A portrait of the Iranian-American fashion deigner Azin Vali.

A portrait of the Iranian-American fashion designer Azin Valy. Photo shared by Azin and used with permission.

OM: When did you think of turning your idea into a fashion brand?

AV: When I realized the tremendous potential this concept has both from a design and creative point of view as well as the social impact it could have. After all, I am dealing with the World!
As an Iranian-American, I straddle two seemingly very different cultures that actually have a lot in common, yet are full of misconceptions about one another. I thought it would be a great opportunity to create a brand that transcends physical and mental borders and promotes a global dialogue towards understanding and peace.

OM: Quand avez-vous décidé de créer votre marque ?

AV: Quand j’ai réalisé l’énorme potentiel de ce concept aussi bien d’un point de vue créatif que du design, ainsi que l’impact social que ce projet provoquerait. Après tout, je dois m’occuper du monde entier !

En tant qu’Irano-Américaine, je jongle entre deux cultures en apparence très différentes, qui ont en réalité beaucoup en commun, et qui sont pourtant victimes de préjugés. L’opportunité était grande pour moi de créer une marque qui transcende les frontières physiques et mentales, et de promouvoir un dialogue global sur la compréhension et la paix.

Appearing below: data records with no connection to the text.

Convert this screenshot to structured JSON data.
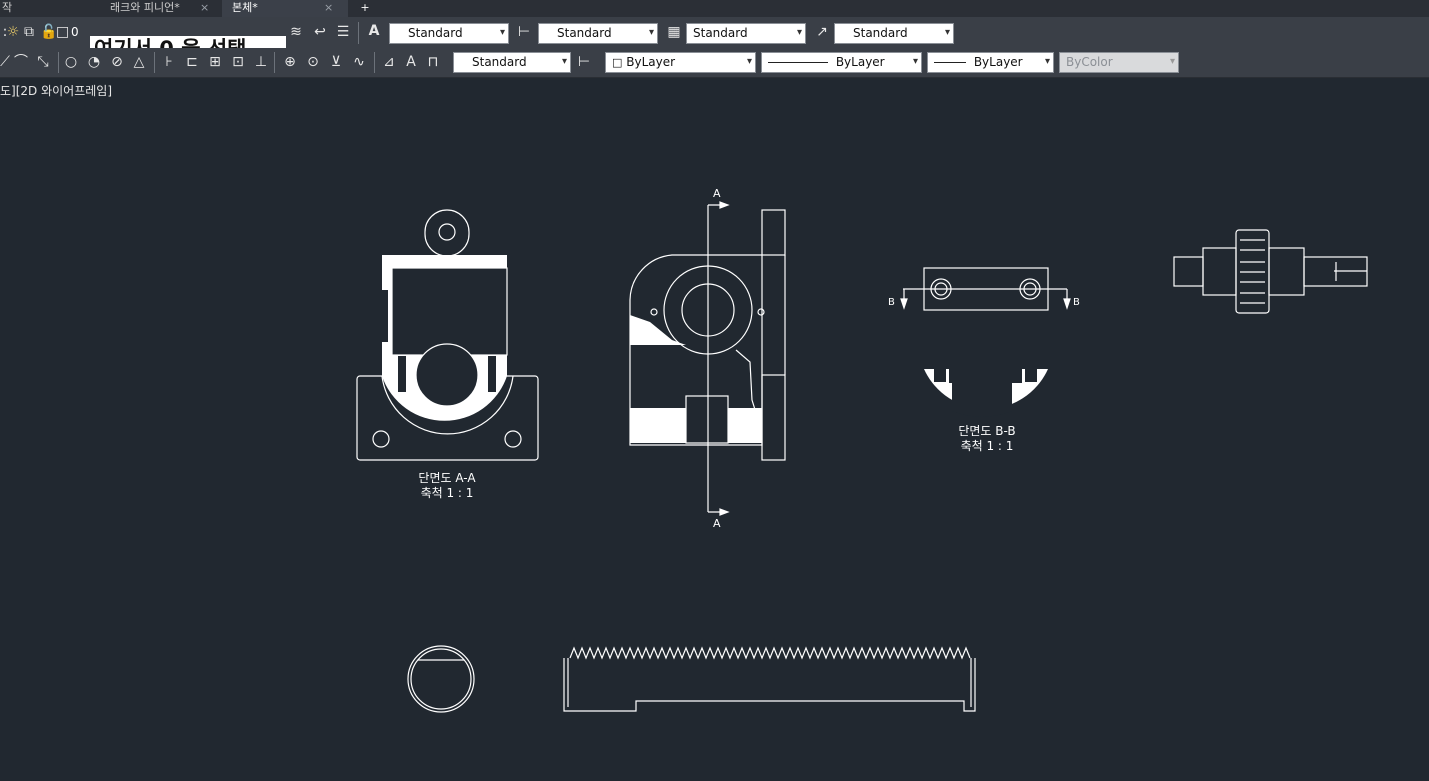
{
  "tabs": [
    {
      "label": "작",
      "active": false
    },
    {
      "label": "래크와 피니언*",
      "active": false
    },
    {
      "label": "본체*",
      "active": true
    }
  ],
  "tab_close_glyph": "×",
  "new_tab_glyph": "+",
  "toolbar1": {
    "layer_state": "0",
    "layer_prompt": "여기서 0 을 선택",
    "text_style": "Standard",
    "dim_style": "Standard",
    "table_style": "Standard",
    "mleader_style": "Standard"
  },
  "toolbar2": {
    "style_combo": "Standard",
    "color": "ByLayer",
    "linetype": "ByLayer",
    "lineweight": "ByLayer",
    "plot_style": "ByColor"
  },
  "viewport_label": "도][2D 와이어프레임]",
  "drawing": {
    "section_aa_caption": "단면도 A-A",
    "section_aa_scale": "축척 1 : 1",
    "section_bb_caption": "단면도 B-B",
    "section_bb_scale": "축척 1 : 1",
    "cut_a_top": "A",
    "cut_a_bottom": "A",
    "cut_b_left": "B",
    "cut_b_right": "B"
  },
  "colors": {
    "canvas": "#212830",
    "toolbar": "#3a3f47",
    "line": "#ffffff"
  }
}
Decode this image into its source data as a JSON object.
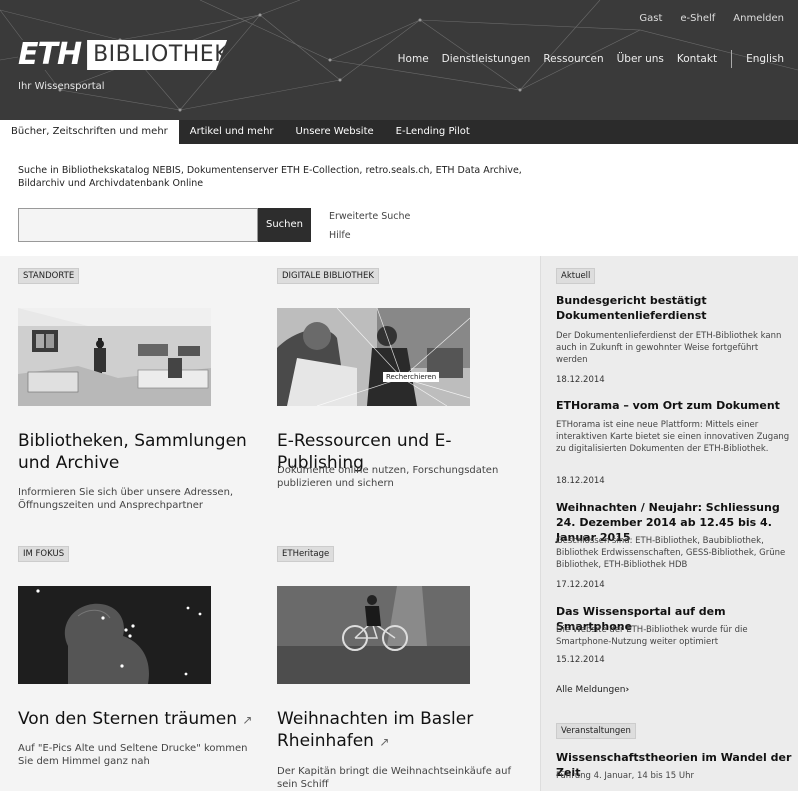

OM: How you choose which cities to do?

AV: It varies according to the places I’ve been to or where I would like to go, or where my staff is from, but also based on world events and places in conflict or crisis. I research each city and learn about its history, culture, architecture, craft, etc. and choose colors accordingly. Each Cityzen piece is accompanied by a small hang tag or mini-guide that celebrates the featured city through the six senses of sight, sound, touch, taste, scent and thought, where we promote books to read or music to listen to or foods to taste.

I am also an idealist and like to choose cities that are in conflict, and show that the world is far greater than all the petty differences we go to war over, and that we need to unite in preserving it rather than destroying it. By raising awareness of areas in conflict or crisis, I hope to draw more attention to the plight of the people living there and utilize my brand for greater social impact.
I also work in collaboration with various charities to help raise funds and awareness for their causes according to their geographic location.

OM: Comment choisissez-vous les villes présentes sur vos vêtements ?

AV: Tout dépendait des lieux dans lesquels je me suis rendue, ou dans lesquels j’aurais aimé aller, ou d’où était issue mon équipe, ainsi  que des événements mondiaux et des villes en conflit ou en crise. Je fais de nombreuses recherches sur chaque ville et son histoire, sa culture, son architecture, son artisanat etc., et je choisis des couleurs en fonction de ces paramètres. Chaque pièce Cityzen est accompagnée d’une petite étiquette volante ou d’un mini-guide qui célèbre les villes choisies, à travers les six sens que sont la vue, l’ouïe, le toucher, le goût, l’odorat et la pensée, dans lesquels nous faisons la promotion de livres à lire, de musiques à écouter ou de plats à goûter.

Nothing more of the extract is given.